千艸の小部屋

四季折々の自然、生活の思いを、時には詩や創作を織り交ぜながら綴りたい。

ままのにおい

2011年08月02日 | 日記

     
ままのにおい
いいにおい
ままのにおい だいすき
せかいじゅうで いちばん
だいすき ままのにおい

うしろあしを ぎゅっぎゅっぎゅっ
おはなを くんくんくん

ままのにおいって そんなにいいの?
せかいじゅうで いちばん?
ままって そんなにいいにおいしているかな?

せかいじゅうで いちばん
だいすき ままのにおい

うしろあしを ぎゅっぎゅぎゅっ はがいじめ
おはなをくんくんくん まるでわんちゃんみたい


 長女三歳。
 台所で洗い物をしていた私の足に、ぎゅぎゅっと身体を押しつけて来た。
 何しているの?
 ままのにおいをかいでいるの。
 ままのにおい、いいにおいだね。
 Mちゃん、ままのにおいがだいすき。
 せかいじゅうでいちばんだいすき。

 人なつっこい子どもで、ませた言葉を口にするようになって、周囲を笑わせることも得意だったが、一歳違いの妹に母親の愛情をとられているような寂しさがあったのだと思う。甘えたいのに甘えられない。その気持ちが一挙に出たようだ。
 私も長女の立場だった。
 娘の心の内が分かって、ハッとした一瞬だった。
 ママはMちゃんに羽交い締めされたら何にもできないよ。もう少しで終わるからちょっとだけ待っていてね。感情の糸が切れたように、しがみついたままの娘、仕方がないので、そのまま作業を続けた。
 いつもお利口さんなのに、どうしたの?腰をかがめて娘を抱きしめてあげた。
 うれしそうな笑顔になった。そうか、そうか、下の娘と同じように、言葉ではない愛情表現がほしかったのだ。
 その後も何度か、私のにおいを嗅ぎにきた。横からだったり、前からだったり。
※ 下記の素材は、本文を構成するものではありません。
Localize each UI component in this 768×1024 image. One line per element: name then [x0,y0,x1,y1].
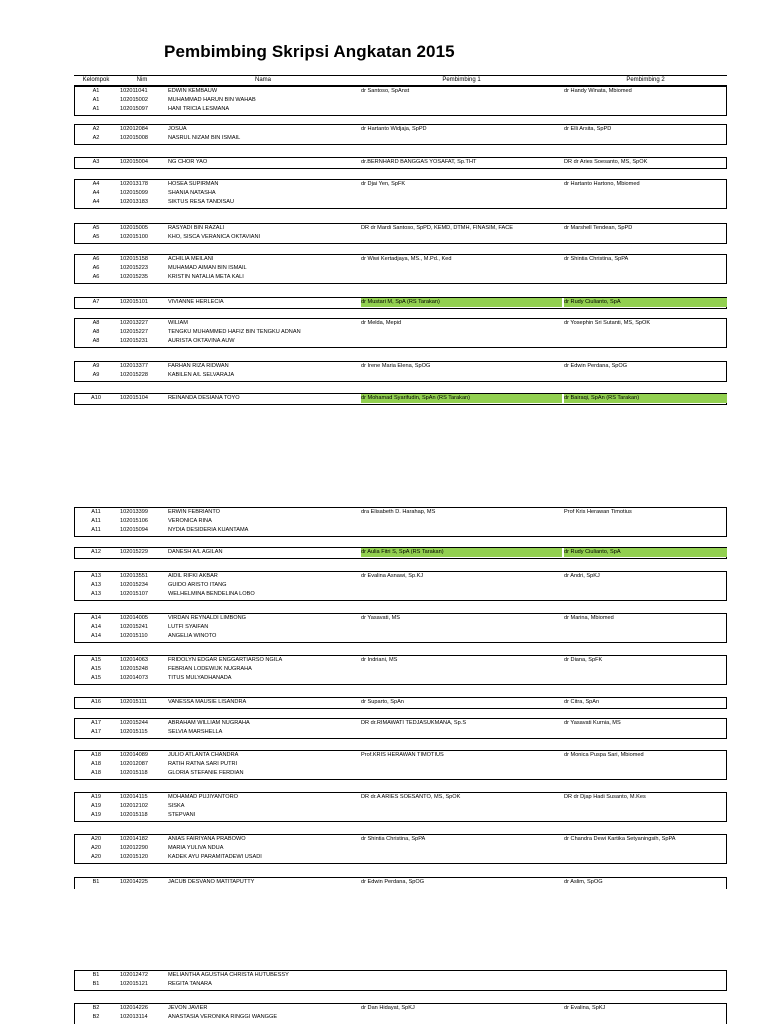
cell-nim: 102015101 [120,299,148,305]
cell-kelompok: A19 [91,812,101,818]
table-group [74,1003,727,1023]
cell-nim: 102015099 [120,190,148,196]
cell-kelompok: A8 [92,338,100,344]
cell-nim: 102012087 [120,761,148,767]
table-row [74,319,727,328]
cell-kelompok: A20 [91,836,101,842]
cell-nim: 102015100 [120,234,148,240]
table-row [74,853,727,862]
cell-pembimbing-1: dr.BERNHARD BANGGAS YOSAFAT, Sp.THT [361,159,477,165]
cell-nama: MUHAMMAD HARUN BIN WAHAB [168,97,256,103]
table-group [74,254,727,284]
table-group [74,157,727,169]
cell-nim: 102013377 [120,363,148,369]
cell-pembimbing-1: dr Santoso, SpAnst [361,88,410,94]
table-row [74,980,727,989]
cell-pembimbing-2: dr Citra, SpAn [564,699,600,705]
cell-nama: WILIAM [168,320,188,326]
cell-nama: FARHAN RIZA RIDWAN [168,363,229,369]
cell-nama: JACUB DESVANO MATITAPUTTY [168,879,255,885]
cell-nim: 102014005 [120,615,148,621]
cell-nim: 102015110 [120,633,148,639]
cell-kelompok: A13 [91,573,101,579]
cell-nim: 102015229 [120,549,148,555]
cell-pembimbing-2: dr Bairaqi, SpAn (RS Tarakan) [564,394,727,403]
table-group [74,547,727,559]
cell-nim: 102015097 [120,106,148,112]
table-row [74,264,727,273]
table-row [74,158,727,167]
table-row [74,665,727,674]
cell-nim: 102015158 [120,256,148,262]
table-row [74,328,727,337]
cell-kelompok: A10 [91,395,101,401]
table-row [74,1013,727,1022]
cell-pembimbing-2: dr Marina, Mbiomed [564,615,614,621]
cell-kelompok: A16 [91,699,101,705]
table-group [74,834,727,864]
table-row [74,508,727,517]
table-row [74,590,727,599]
cell-nama: AURISTA OKTAVINA AUW [168,338,235,344]
cell-nim: 102015244 [120,720,148,726]
cell-kelompok: A6 [92,274,100,280]
cell-nim: 102013183 [120,199,148,205]
table-group [74,124,727,145]
cell-nim: 102015241 [120,624,148,630]
cell-kelompok: A7 [92,299,100,305]
cell-kelompok: A14 [91,624,101,630]
cell-pembimbing-2: dr Aslim, SpOG [564,879,603,885]
table-row [74,96,727,105]
page-title: Pembimbing Skripsi Angkatan 2015 [164,42,455,61]
cell-pembimbing-2: dr Chandra Dewi Kartika Setyaningsih, SpPA [564,836,676,842]
cell-kelompok: A5 [92,225,100,231]
table-group [74,718,727,739]
cell-nama: FEBRIAN LODEWIJK NUGRAHA [168,666,252,672]
cell-kelompok: A4 [92,199,100,205]
cell-nim: 102013227 [120,320,148,326]
table-row [74,233,727,242]
cell-pembimbing-1: dr Djai Yen, SpFK [361,181,406,187]
cell-kelompok: A9 [92,372,100,378]
cell-pembimbing-1: dr Yasavati, MS [361,615,400,621]
cell-nim: 102012084 [120,126,148,132]
table-row [74,835,727,844]
table-row [74,802,727,811]
header-nama: Nama [254,77,271,83]
cell-pembimbing-2: dr Marshell Tendean, SpPD [564,225,633,231]
cell-nama: VIRDAN REYNALDI LIMBONG [168,615,247,621]
header-nim: Nim [136,77,148,83]
cell-nama: SELVIA MARSHELLA [168,729,223,735]
table-row [74,656,727,665]
cell-nim: 102015234 [120,582,148,588]
cell-kelompok: A19 [91,794,101,800]
cell-pembimbing-2: dr Andri, SpKJ [564,573,600,579]
cell-nim: 102013178 [120,181,148,187]
table-row [74,793,727,802]
cell-pembimbing-2: dr Yosephin Sri Sutanti, MS, SpOK [564,320,651,326]
cell-nama: ERWIN FEBRIANTO [168,509,221,515]
table-row [74,298,727,307]
header-pembimbing-1: Pembimbing 1 [442,77,481,83]
cell-pembimbing-2: Prof Kris Herawan Timotius [564,509,632,515]
table-row [74,517,727,526]
cell-kelompok: A11 [91,509,101,515]
cell-nama: MOHAMAD PUJIYANTORO [168,794,239,800]
cell-nama: JEVON JAVIER [168,1005,208,1011]
cell-kelompok: A4 [92,190,100,196]
cell-kelompok: A11 [91,518,101,524]
cell-nim: 102015231 [120,338,148,344]
table-group [74,750,727,780]
cell-nama: KABILEN A/L SELVARAJA [168,372,235,378]
table-row [74,878,727,887]
table-group [74,297,727,309]
cell-kelompok: A2 [92,126,100,132]
cell-kelompok: A17 [91,729,101,735]
cell-nim: 102015005 [120,225,148,231]
cell-kelompok: B2 [92,1005,100,1011]
cell-nama: GLORIA STEFANIE FERDIAN [168,770,244,776]
table-row [74,105,727,114]
cell-nama: VERONICA RINA [168,518,212,524]
table-row [74,548,727,557]
cell-nama: MELIANTHA AGUSTHA CHRISTA HUTUBESSY [168,972,289,978]
table-row [74,371,727,380]
cell-nama: FRIDOLYN EDGAR ENGGARTIARSO NGILA [168,657,283,663]
cell-kelompok: A20 [91,854,101,860]
cell-kelompok: A2 [92,135,100,141]
cell-nama: RASYADI BIN RAZALI [168,225,225,231]
cell-nama: MARIA YULIVA NDUA [168,845,224,851]
table-row [74,125,727,134]
cell-kelompok: A18 [91,761,101,767]
table-row [74,751,727,760]
cell-nama: LUTFI SYAIFAN [168,624,209,630]
cell-nim: 102013114 [120,1014,148,1020]
cell-pembimbing-1: dr Aulia Fitri S, SpA (RS Tarakan) [361,548,562,557]
cell-pembimbing-1: dr Melda, Mepid [361,320,402,326]
cell-pembimbing-2: dr Yasavati Kurnia, MS [564,720,621,726]
cell-pembimbing-2: dr Diana, SpFK [564,657,603,663]
cell-nama: WELHELMINA BENDELINA LOBO [168,591,255,597]
table-row [74,394,727,403]
header-pembimbing-2: Pembimbing 2 [626,77,665,83]
cell-nama: STEPVANI [168,812,196,818]
cell-nim: 102014115 [120,794,148,800]
cell-pembimbing-2: dr Monica Puspa Sari, Mbiomed [564,752,644,758]
cell-nim: 102011041 [120,88,148,94]
cell-kelompok: A6 [92,256,100,262]
cell-nama: KHO, SISCA VERANICA OKTAVIANI [168,234,261,240]
cell-kelompok: A3 [92,159,100,165]
cell-nama: DANESH A/L AGILAN [168,549,223,555]
table-row [74,698,727,707]
cell-kelompok: A17 [91,720,101,726]
cell-nim: 102012472 [120,972,148,978]
cell-kelompok: A1 [92,97,100,103]
cell-pembimbing-1: dr Evalina Asnawi, Sp.KJ [361,573,424,579]
cell-nim: 102012102 [120,803,148,809]
cell-kelompok: A15 [91,666,101,672]
cell-kelompok: B1 [92,972,100,978]
cell-nama: JOSUA [168,126,187,132]
cell-kelompok: A5 [92,234,100,240]
cell-pembimbing-1: dr Wiwi Kertadjaya, MS., M.Pd., Ked [361,256,452,262]
table-row [74,971,727,980]
table-row [74,273,727,282]
table-group [74,970,727,991]
cell-pembimbing-1: DR dr.RIMAWATI TEDJASUKMANA, Sp.S [361,720,467,726]
cell-pembimbing-2: dr Elli Arsita, SpPD [564,126,612,132]
cell-nim: 102015120 [120,854,148,860]
cell-nama: NG CHOR YAO [168,159,208,165]
cell-kelompok: A13 [91,591,101,597]
cell-nama: ANGELIA WINOTO [168,633,217,639]
table-group [74,361,727,382]
table-row [74,362,727,371]
cell-nim: 102015008 [120,135,148,141]
cell-nama: ACHILIA MEILANI [168,256,214,262]
cell-nama: TITUS MULYADHANADA [168,675,232,681]
table-row [74,674,727,683]
cell-kelompok: B2 [92,1014,100,1020]
cell-kelompok: A8 [92,329,100,335]
cell-pembimbing-1: dr Mohamad Syarifudin, SpAn (RS Tarakan) [361,394,562,403]
cell-pembimbing-1: DR dr Mardi Santoso, SpPD, KEMD, DTMH, FINASIM, FACE [361,225,513,231]
cell-nama: ANIAS FAIRIYANA PRABOWO [168,836,246,842]
table-group [74,507,727,537]
table-group [74,655,727,685]
table-row [74,198,727,207]
cell-pembimbing-1: dra Elisabeth D. Harahap, MS [361,509,436,515]
cell-nama: KRISTIN NATALIA META KALI [168,274,244,280]
table-row [74,811,727,820]
cell-nim: 102015121 [120,981,148,987]
table-row [74,526,727,535]
cell-pembimbing-1: dr Suparto, SpAn [361,699,404,705]
table-row [74,337,727,346]
cell-pembimbing-2: dr Shintia Christina, SpPA [564,256,629,262]
table-row [74,844,727,853]
cell-nim: 102015111 [120,699,148,705]
cell-pembimbing-1: dr Indriani, MS [361,657,398,663]
table-row [74,189,727,198]
cell-nama: NASRUL NIZAM BIN ISMAIL [168,135,241,141]
cell-kelompok: A8 [92,320,100,326]
table-group [74,86,727,116]
cell-nama: REGITA TANARA [168,981,212,987]
cell-nim: 102014073 [120,675,148,681]
table-row [74,572,727,581]
cell-nim: 102015248 [120,666,148,672]
table-group [74,792,727,822]
cell-nim: 102014182 [120,836,148,842]
cell-nama: GUIDO ARISTO ITANG [168,582,227,588]
cell-nim: 102013551 [120,573,148,579]
cell-nim: 102015107 [120,591,148,597]
cell-nama: AIDIL RIFKI AKBAR [168,573,218,579]
cell-kelompok: A12 [91,549,101,555]
cell-nama: VIVIANNE HERLECIA [168,299,224,305]
table-row [74,614,727,623]
cell-pembimbing-1: dr Edwin Perdana, SpOG [361,879,425,885]
cell-nim: 102012290 [120,845,148,851]
table-row [74,1004,727,1013]
cell-kelompok: A1 [92,106,100,112]
cell-pembimbing-1: Prof.KRIS HERAWAN TIMOTIUS [361,752,444,758]
cell-kelompok: A11 [91,527,101,533]
cell-nim: 102013399 [120,509,148,515]
cell-pembimbing-2: DR dr Djap Hadi Susanto, M.Kes [564,794,646,800]
table-row [74,224,727,233]
cell-pembimbing-2: dr Rudy Ciulianto, SpA [564,548,727,557]
cell-nama: ABRAHAM WILLIAM NUGRAHA [168,720,250,726]
cell-kelompok: B1 [92,981,100,987]
cell-nim: 102015228 [120,372,148,378]
cell-nama: SHANIA NATASHA [168,190,216,196]
table-group [74,697,727,709]
cell-kelompok: A18 [91,752,101,758]
cell-nama: RATIH RATNA SARI PUTRI [168,761,238,767]
cell-nama: SISKA [168,803,185,809]
cell-nim: 102015104 [120,395,148,401]
cell-kelompok: A19 [91,803,101,809]
table-row [74,255,727,264]
cell-kelompok: A1 [92,88,100,94]
table-row [74,769,727,778]
table-group [74,613,727,643]
cell-nama: TENGKU MUHAMMED HAFIZ BIN TENGKU ADNAN [168,329,301,335]
cell-kelompok: A14 [91,633,101,639]
cell-pembimbing-1: dr Shintia Christina, SpPA [361,836,426,842]
cell-kelompok: A6 [92,265,100,271]
cell-nim: 102014089 [120,752,148,758]
cell-nim: 102014225 [120,879,148,885]
cell-nim: 102015118 [120,770,148,776]
cell-pembimbing-1: dr Hartanto Widjaja, SpPD [361,126,427,132]
cell-kelompok: A20 [91,845,101,851]
table-group [74,571,727,601]
header-kelompok: Kelompok [82,77,110,83]
cell-nama: VANESSA MAUSIE LISANDRA [168,699,247,705]
table-group [74,318,727,348]
cell-pembimbing-1: dr Irene Maria Elena, SpOG [361,363,431,369]
table-row [74,134,727,143]
cell-pembimbing-2: dr Rudy Ciulianto, SpA [564,298,727,307]
cell-nama: MUHAMAD AIMAN BIN ISMAIL [168,265,247,271]
cell-kelompok: B1 [92,879,100,885]
cell-nim: 102015227 [120,329,148,335]
cell-nama: NYDIA DESIDERIA KUANTAMA [168,527,249,533]
cell-pembimbing-1: dr Mustari M, SpA (RS Tarakan) [361,298,562,307]
cell-nama: KADEK AYU PARAMITADEWI USADI [168,854,262,860]
cell-kelompok: A14 [91,615,101,621]
table-row [74,180,727,189]
cell-nama: SIKTUS RESA TANDISAU [168,199,235,205]
cell-nama: EDWIN KEMBAUW [168,88,218,94]
table-group [74,877,727,888]
cell-nim: 102015118 [120,812,148,818]
cell-nama: ANASTASIA VERONIKA RINGGI WANGGE [168,1014,278,1020]
table-row [74,728,727,737]
cell-pembimbing-2: dr Handy Winata, Mbiomed [564,88,632,94]
cell-nim: 102015235 [120,274,148,280]
cell-nim: 102015115 [120,729,148,735]
cell-pembimbing-2: dr Edwin Perdana, SpOG [564,363,628,369]
cell-nim: 102015094 [120,527,148,533]
cell-nim: 102014226 [120,1005,148,1011]
cell-pembimbing-2: dr Evalina, SpKJ [564,1005,606,1011]
cell-nama: HOSEA SUPIRMAN [168,181,219,187]
table-group [74,393,727,405]
cell-kelompok: A18 [91,770,101,776]
cell-pembimbing-1: dr Dan Hidayat, SpKJ [361,1005,415,1011]
table-row [74,87,727,96]
cell-kelompok: A9 [92,363,100,369]
cell-kelompok: A4 [92,181,100,187]
cell-nim: 102015106 [120,518,148,524]
cell-kelompok: A13 [91,582,101,588]
table-group [74,179,727,209]
table-row [74,623,727,632]
cell-nama: HANI TRICIA LESMANA [168,106,230,112]
table-group [74,223,727,244]
table-row [74,581,727,590]
cell-nama: REINANDA DESIANA TOYO [168,395,240,401]
cell-pembimbing-2: dr Hartanto Hartono, Mbiomed [564,181,640,187]
cell-kelompok: A15 [91,675,101,681]
cell-nim: 102015223 [120,265,148,271]
cell-nim: 102014063 [120,657,148,663]
cell-nim: 102015004 [120,159,148,165]
table-row [74,719,727,728]
cell-nim: 102015002 [120,97,148,103]
cell-kelompok: A15 [91,657,101,663]
cell-pembimbing-2: DR dr Aries Soesanto, MS, SpOK [564,159,648,165]
cell-pembimbing-1: DR dr.A ARIES SOESANTO, MS, SpOK [361,794,461,800]
table-row [74,760,727,769]
table-row [74,632,727,641]
cell-nama: JULIO ATLANTA CHANDRA [168,752,239,758]
table-header [74,75,727,86]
したいようにさせていたが、保育所や近所の友だちとの遊びが楽しくなって赤ちゃん返りのような行動は遠のいていった。

 その娘が、子どもたちを連れて里帰りした。
 第二のふるさとと言うべき湯沢に一泊、我が家に一泊して車で帰って行った。
 小一と五歳の孫に、帰らないでここにいようよ、と言ったが首を横に振った。
 母親も仕事を持っているので、向こうのご両親が孫のめんどうを見ている。
 水泳教室に通う孫は、二ヶ月の間に五㎝も身長が伸び、利発な男の子らしい成長ぶり。
 昨日の何時間か、その孫と留守番をした。ばあば、ばあばと、私の用が済むのが待ちきれない。
 DVDを観ている孫のそばに座り、投げ出していた足を膝の上に乗せてあげたら、ニコニコと笑顔になった。

 幼い頃の娘を思い出した、母の私があった。

 ノカンゾウ(ユリ科)




 朝の田園風景。




 山のこちら側も、向こう側も、この豪雨で被害が出ている。
 あちこちの山、それも、小さな沢にあふれた鉄砲水のような水害も数知れないと聞く。

 災害に遭われた皆様に心からお見舞い申し上げます。